Tara Bradford: One of the learnings for me was that there is an unacknowledged or invisible labour that goes into these kind of collaborations and comprehensive designs. The amount of resources, meetings, and time it can take to build something like this is not always considered in the program timelines. When we start consulting across the broader sector, we are working with a lot of interests that both coalesce and compete with each other. It was a surprise to the steering committee how some design elements felt very logical and straightforward and others did not have traction with the larger groups. I think all organizations have a different vantage point in terms of what feels low barrier.
Maryam Ebrahimpour: One of the things I have truly appreciated is the intentional outreach beyond primary care organizations to include other partners essential for the program’s success. We cannot achieve this alone – we need partners to create a primary care system that is built for the community, by the community. There is no one-size-fits-all design.
Through this outreach, one of the greatest lessons for Regent Park Community Health Centre is recognizing that despite our longstanding priority to expand access to Black health, there is still more work to be done. When the IPCT team began working with early adopter organizations, one of the gifts we received was the opportunity of engaging in honest conversations about building trust and partnering on anti-Black racism, Afro-centric care, and Islamophobia training. Initially, we envisioned this training just for the IPCT, but to achieve IPCT’s broader goal, which is embedding care for unattached clients into the larger system, it is important for Regent Park to extend this training throughout our organization.

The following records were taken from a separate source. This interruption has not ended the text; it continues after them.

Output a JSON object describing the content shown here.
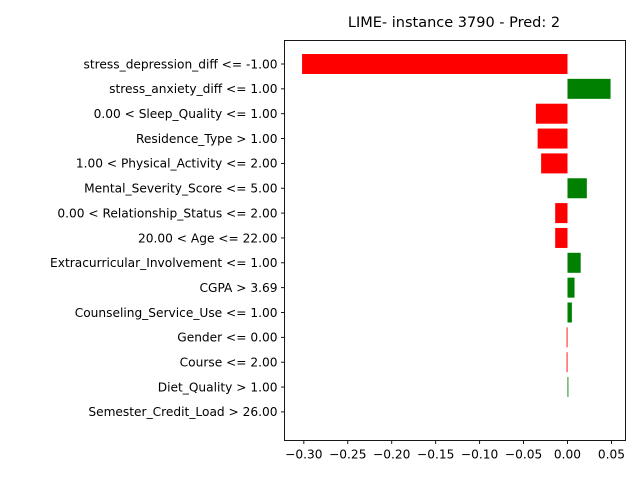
{
  "chart_data": {
    "type": "bar",
    "orientation": "horizontal",
    "title": "LIME- instance 3790 - Pred: 2",
    "xlabel": "",
    "ylabel": "",
    "xlim": [
      -0.322,
      0.066
    ],
    "xticks": [
      -0.3,
      -0.25,
      -0.2,
      -0.15,
      -0.1,
      -0.05,
      0.0,
      0.05
    ],
    "xtick_labels": [
      "−0.30",
      "−0.25",
      "−0.20",
      "−0.15",
      "−0.10",
      "−0.05",
      "0.00",
      "0.05"
    ],
    "grid": false,
    "legend": "none",
    "colors": {
      "positive": "#008000",
      "negative": "#ff0000"
    },
    "categories": [
      "stress_depression_diff <= -1.00",
      "stress_anxiety_diff <= 1.00",
      "0.00 < Sleep_Quality <= 1.00",
      "Residence_Type > 1.00",
      "1.00 < Physical_Activity <= 2.00",
      "Mental_Severity_Score <= 5.00",
      "0.00 < Relationship_Status <= 2.00",
      "20.00 < Age <= 22.00",
      "Extracurricular_Involvement <= 1.00",
      "CGPA > 3.69",
      "Counseling_Service_Use <= 1.00",
      "Gender <= 0.00",
      "Course <= 2.00",
      "Diet_Quality > 1.00",
      "Semester_Credit_Load > 26.00"
    ],
    "values": [
      -0.302,
      0.049,
      -0.036,
      -0.034,
      -0.03,
      0.022,
      -0.014,
      -0.014,
      0.015,
      0.008,
      0.005,
      -0.001,
      -0.001,
      0.001,
      0.0
    ]
  }
}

Given the increasing challenges in resources and capacity within the primary care sector, how can we support the long-term growth and sustainability of programs like the IPCT?
Maryam Ebrahimpour: One of the challenges is the limitation imposed by short-term and restricted funding. It puts a ceiling on our imagination, potential to innovate, and how far we can advance these initiatives. When funding is time-bound or project-specific, it does a disservice to the communities we serve. We invest time in building something, establishing trust, engaging communities, and encouraging them to utilize services. But when the funding ends, those services are withdrawn, creating a cycle of broken promises and eroded trust.

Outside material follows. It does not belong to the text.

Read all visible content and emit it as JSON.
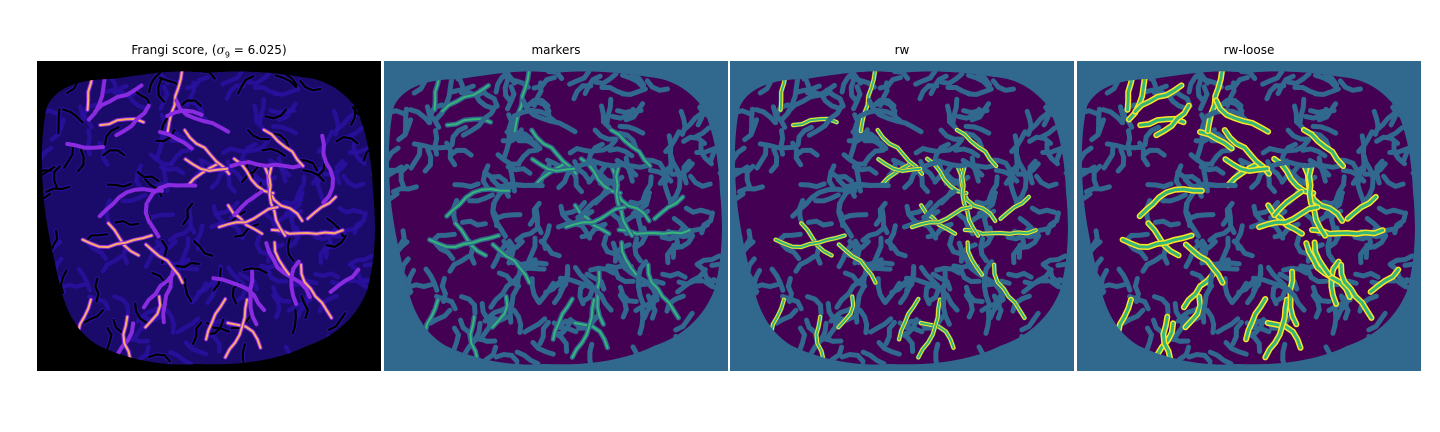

Sustainability, at its core, requires a commitment to developing an integrated model that connects partnerships, systems, and the community itself. I think a huge undertaking like this requires a long runway. A robust framework for evaluation and research must also be built into the process, ensuring that findings inform dialogue about stable, long-term funding. This is not a one- or two-year endeavor but a project that must span several years to truly succeed.
In conclusion, would you like to add something or share a key takeaway from our conversation?
Maryam Ebrahimpour: At the Regent Park Community Health Centre, we are excited to be going through this journey, learning the lessons, making mistakes, and getting up and doing it again. We hope that this is not a time-limited project, and that we can truly see this vision being incorporated into the larger picture of the other work that we do.
*The IPCT Program is a primary care initiative of DET OHT, aiming to enhance access and attachment to interprofessional, team-based primary care for individuals in Downtown East Toronto experiencing significant financial and social barriers. These populations include people experiencing housing insecurity, 2SLGBTQIA+ community, refugees, people with disabilities, and individuals who use drugs. The program places a specific emphasis on addressing the unique needs of Indigenous and Black communities.
Currently in its initial launch phase, the four primary care providers are collaborating closely with their referring community partner organizations to establish a strong foundation for success.